On Friday and Saturday nights, Americans fill restaurants from fast-food to five-star. Americans love to eat out. Do they ever consider that the people who prepare and serve the food that they ingest do not have access to adequate healthcare and often must report to work even when ill? Do they consider that children who, with this administration, no longer have access to Medicaid might infect other students in their schools? Denying a segment of the population adequate access to healthcare is a prescription for a medical disaster in the country. That it is already a moral disaster speaks for itself. Is the United States of America one nation or separate units based on one’s class and caste? Are Americans so bound to the values of “looking out for #1” and “each individual for him or herself” that we are willing to allow our fellow citizens who live in poverty? or close to, to die needlessly because of the lack of access to medical care? Research reveals that 25% of Americans die from treatable diseases. This healthcare dilemma raises fundamental questions about our values as a society.

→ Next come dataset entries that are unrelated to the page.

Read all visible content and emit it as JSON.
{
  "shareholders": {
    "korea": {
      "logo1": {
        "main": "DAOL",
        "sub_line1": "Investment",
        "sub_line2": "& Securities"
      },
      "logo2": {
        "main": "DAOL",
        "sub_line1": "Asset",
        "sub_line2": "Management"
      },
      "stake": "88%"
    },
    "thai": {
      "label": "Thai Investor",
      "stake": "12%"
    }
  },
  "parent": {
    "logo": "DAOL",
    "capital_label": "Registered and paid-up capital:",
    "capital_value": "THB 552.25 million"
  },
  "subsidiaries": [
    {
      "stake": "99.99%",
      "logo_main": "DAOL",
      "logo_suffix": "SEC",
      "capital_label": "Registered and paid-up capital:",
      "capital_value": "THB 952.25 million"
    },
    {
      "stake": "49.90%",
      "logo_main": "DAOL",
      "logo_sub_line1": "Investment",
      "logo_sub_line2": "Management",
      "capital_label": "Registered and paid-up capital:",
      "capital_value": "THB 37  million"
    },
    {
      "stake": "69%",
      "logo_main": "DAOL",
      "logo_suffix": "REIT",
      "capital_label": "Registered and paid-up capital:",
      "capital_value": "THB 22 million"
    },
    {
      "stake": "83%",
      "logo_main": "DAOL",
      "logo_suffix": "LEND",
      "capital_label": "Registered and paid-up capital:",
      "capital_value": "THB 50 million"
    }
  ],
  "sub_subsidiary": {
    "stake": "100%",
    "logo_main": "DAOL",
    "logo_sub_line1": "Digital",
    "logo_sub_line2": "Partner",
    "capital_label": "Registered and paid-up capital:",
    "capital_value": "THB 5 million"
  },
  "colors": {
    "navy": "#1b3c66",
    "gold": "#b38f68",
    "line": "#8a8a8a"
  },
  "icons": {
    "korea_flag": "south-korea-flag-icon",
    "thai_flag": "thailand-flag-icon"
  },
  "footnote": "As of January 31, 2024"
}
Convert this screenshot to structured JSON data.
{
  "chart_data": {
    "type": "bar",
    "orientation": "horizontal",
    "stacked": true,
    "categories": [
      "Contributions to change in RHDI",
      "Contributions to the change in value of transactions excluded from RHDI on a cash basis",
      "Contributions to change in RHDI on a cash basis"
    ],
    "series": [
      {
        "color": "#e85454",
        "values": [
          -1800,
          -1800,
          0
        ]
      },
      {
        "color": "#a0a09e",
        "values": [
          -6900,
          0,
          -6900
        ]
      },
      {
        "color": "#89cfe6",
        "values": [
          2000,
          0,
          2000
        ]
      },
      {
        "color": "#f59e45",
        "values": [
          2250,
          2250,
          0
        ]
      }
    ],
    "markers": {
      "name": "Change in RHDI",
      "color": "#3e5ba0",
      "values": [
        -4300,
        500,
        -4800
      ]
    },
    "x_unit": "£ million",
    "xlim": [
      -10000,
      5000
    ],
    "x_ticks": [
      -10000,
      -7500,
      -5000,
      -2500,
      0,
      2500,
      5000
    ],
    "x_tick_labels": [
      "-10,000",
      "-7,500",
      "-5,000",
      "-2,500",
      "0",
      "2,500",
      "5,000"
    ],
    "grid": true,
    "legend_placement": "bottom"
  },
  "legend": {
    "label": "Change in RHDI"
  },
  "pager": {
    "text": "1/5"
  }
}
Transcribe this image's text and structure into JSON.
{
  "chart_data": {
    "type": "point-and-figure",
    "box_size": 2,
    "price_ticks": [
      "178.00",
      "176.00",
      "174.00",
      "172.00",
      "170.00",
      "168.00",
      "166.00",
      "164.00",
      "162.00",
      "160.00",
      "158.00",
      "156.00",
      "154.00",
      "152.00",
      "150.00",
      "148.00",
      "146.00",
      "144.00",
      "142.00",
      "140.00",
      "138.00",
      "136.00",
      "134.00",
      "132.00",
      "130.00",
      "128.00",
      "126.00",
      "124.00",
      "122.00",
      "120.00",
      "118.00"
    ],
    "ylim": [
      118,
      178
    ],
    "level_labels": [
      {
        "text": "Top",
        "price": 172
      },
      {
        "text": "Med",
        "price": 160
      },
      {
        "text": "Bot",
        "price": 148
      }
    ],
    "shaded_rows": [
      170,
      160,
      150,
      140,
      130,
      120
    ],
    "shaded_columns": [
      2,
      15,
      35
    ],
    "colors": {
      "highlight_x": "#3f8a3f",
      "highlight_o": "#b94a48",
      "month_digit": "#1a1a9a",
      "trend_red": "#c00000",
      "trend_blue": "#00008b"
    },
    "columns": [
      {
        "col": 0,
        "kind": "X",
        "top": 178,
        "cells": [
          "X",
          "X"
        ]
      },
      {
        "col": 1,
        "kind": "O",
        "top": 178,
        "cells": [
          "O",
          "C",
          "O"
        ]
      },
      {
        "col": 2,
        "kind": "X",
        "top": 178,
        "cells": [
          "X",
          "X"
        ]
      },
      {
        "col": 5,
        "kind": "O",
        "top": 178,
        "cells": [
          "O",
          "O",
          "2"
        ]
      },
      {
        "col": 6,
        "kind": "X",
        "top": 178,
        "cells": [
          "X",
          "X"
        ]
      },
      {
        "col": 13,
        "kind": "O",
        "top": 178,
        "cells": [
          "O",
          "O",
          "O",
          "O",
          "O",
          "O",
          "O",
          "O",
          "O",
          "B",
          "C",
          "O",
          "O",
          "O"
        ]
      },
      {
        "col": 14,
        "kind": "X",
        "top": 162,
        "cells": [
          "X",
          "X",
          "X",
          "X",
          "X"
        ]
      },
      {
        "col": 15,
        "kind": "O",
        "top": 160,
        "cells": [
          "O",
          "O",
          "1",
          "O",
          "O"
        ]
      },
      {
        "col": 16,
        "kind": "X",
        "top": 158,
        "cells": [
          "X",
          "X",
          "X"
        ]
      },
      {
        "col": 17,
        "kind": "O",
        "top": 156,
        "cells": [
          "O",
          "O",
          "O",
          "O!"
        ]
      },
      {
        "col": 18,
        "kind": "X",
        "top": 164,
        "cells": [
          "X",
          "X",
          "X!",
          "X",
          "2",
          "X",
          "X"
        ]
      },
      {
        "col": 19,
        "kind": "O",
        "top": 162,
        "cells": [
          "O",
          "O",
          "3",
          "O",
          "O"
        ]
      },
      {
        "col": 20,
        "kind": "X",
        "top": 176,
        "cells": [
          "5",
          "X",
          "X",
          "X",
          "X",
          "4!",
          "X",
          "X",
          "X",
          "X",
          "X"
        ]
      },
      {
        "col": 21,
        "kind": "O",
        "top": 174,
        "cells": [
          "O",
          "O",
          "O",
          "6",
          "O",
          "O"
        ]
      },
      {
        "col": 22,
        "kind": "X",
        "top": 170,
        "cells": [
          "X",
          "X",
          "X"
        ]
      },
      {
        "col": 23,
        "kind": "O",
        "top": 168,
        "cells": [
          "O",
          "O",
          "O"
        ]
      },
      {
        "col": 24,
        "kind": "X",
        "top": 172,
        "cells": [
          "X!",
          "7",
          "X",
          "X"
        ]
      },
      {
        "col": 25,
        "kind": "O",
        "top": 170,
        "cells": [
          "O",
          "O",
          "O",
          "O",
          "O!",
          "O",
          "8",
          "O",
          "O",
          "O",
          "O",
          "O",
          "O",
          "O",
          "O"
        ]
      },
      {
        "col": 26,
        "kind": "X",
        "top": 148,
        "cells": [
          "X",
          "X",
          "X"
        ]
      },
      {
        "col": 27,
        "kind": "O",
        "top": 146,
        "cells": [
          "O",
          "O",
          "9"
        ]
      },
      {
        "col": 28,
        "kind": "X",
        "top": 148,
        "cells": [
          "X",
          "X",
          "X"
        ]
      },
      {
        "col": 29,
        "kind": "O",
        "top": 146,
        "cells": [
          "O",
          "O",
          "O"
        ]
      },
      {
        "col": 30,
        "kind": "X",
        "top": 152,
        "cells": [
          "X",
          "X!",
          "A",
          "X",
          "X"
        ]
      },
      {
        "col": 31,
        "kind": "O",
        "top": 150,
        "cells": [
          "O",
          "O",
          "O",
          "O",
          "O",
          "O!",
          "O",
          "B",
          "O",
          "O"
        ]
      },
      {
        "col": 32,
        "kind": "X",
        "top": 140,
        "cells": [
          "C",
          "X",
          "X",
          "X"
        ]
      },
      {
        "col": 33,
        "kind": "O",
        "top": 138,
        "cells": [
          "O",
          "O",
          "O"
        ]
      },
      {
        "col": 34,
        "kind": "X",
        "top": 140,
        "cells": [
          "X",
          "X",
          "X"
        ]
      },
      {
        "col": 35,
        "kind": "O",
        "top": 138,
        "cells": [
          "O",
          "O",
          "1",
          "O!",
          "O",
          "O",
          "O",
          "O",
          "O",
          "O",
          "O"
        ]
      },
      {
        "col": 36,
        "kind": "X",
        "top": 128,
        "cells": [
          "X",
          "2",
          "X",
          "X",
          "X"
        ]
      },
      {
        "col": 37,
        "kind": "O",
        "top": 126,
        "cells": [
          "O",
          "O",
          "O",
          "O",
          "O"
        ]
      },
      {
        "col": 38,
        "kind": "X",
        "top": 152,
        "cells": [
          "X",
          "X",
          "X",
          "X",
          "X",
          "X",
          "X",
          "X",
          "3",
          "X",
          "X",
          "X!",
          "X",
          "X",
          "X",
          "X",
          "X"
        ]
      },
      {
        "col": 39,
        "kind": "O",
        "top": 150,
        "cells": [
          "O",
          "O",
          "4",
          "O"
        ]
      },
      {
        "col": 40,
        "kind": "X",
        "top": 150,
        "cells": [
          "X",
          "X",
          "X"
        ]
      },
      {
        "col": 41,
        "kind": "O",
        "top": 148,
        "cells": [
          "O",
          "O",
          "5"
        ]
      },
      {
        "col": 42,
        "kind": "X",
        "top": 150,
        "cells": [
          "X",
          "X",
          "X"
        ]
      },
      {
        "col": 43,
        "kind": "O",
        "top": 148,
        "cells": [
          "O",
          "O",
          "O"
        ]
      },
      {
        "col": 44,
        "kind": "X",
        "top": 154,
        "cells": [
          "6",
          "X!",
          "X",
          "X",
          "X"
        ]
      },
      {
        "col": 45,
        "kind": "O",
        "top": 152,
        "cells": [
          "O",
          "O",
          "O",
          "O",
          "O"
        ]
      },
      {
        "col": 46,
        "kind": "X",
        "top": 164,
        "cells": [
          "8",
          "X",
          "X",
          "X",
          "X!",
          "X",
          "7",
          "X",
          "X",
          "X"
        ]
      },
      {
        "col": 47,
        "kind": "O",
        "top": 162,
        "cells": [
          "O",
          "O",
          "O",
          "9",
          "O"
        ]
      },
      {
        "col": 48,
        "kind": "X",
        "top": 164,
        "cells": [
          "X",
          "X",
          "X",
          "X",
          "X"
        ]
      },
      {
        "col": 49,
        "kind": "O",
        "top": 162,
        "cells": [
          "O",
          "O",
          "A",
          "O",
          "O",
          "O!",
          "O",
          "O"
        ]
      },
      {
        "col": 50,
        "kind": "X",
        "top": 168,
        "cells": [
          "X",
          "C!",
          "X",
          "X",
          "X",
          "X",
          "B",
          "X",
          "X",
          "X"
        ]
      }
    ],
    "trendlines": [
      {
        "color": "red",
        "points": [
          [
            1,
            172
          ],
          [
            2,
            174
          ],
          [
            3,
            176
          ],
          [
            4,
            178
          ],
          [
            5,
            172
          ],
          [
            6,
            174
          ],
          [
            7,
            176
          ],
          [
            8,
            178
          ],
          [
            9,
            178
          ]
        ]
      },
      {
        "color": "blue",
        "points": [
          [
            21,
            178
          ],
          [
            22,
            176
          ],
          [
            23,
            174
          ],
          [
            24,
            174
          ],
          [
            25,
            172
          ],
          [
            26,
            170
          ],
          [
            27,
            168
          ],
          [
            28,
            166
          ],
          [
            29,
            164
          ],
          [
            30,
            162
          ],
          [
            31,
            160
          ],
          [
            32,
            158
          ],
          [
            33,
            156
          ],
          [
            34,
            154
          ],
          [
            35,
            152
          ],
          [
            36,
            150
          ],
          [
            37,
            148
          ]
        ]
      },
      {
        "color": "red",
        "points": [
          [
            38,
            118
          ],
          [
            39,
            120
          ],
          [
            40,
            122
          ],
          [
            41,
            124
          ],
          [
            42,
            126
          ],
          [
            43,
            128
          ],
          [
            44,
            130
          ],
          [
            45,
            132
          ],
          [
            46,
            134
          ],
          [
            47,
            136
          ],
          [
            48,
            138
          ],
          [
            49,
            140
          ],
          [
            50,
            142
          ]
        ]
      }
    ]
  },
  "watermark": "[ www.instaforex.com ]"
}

The direction that the United States takes in healthcare reform will be a sure indicator of what we stand for as a nation.

The Progressive wing of the Democratic Party, led by Bernie Sanders, advocates universal health coverage; however, this does not appear to be a view held by even all Democrats. Obamacare was a start, even as it fell far short – in order to get passed at all -- of what was needed to reform healthcare in this country. Insurance companies are dropping out of the plan and premiums have risen to astronomical levels. In many cases, it is cheaper for the individual to pay the fine rather than the monthly premium. Is this the fault of Obamacare or of insurance companies who base their lives -- and, really, ours – on their bottom line?

Can Americans replace ideology and the fear of socialized medicine with moral values and the dignity of human life? Can they see that the other industrialized free-market democracies have not fallen like dominoes into any kind of Communist camp because they fostered socialized medicine (which the U.S. Veterans Administration gets away with, and more power to them). Our foreign allies are examples of nations that understand the value of human life and believe that every citizen whatever their economic or social status has the right to a healthy life.

Will Americans come to the realization that universal health care protects not only the individual but the collective society as well? Will Americans choose to stand up for those less fortunate and demand equal access to basic health care for all? This is a decision not to be taken lightly, for it will ultimately determine the future of the nation physically, spiritually and morally.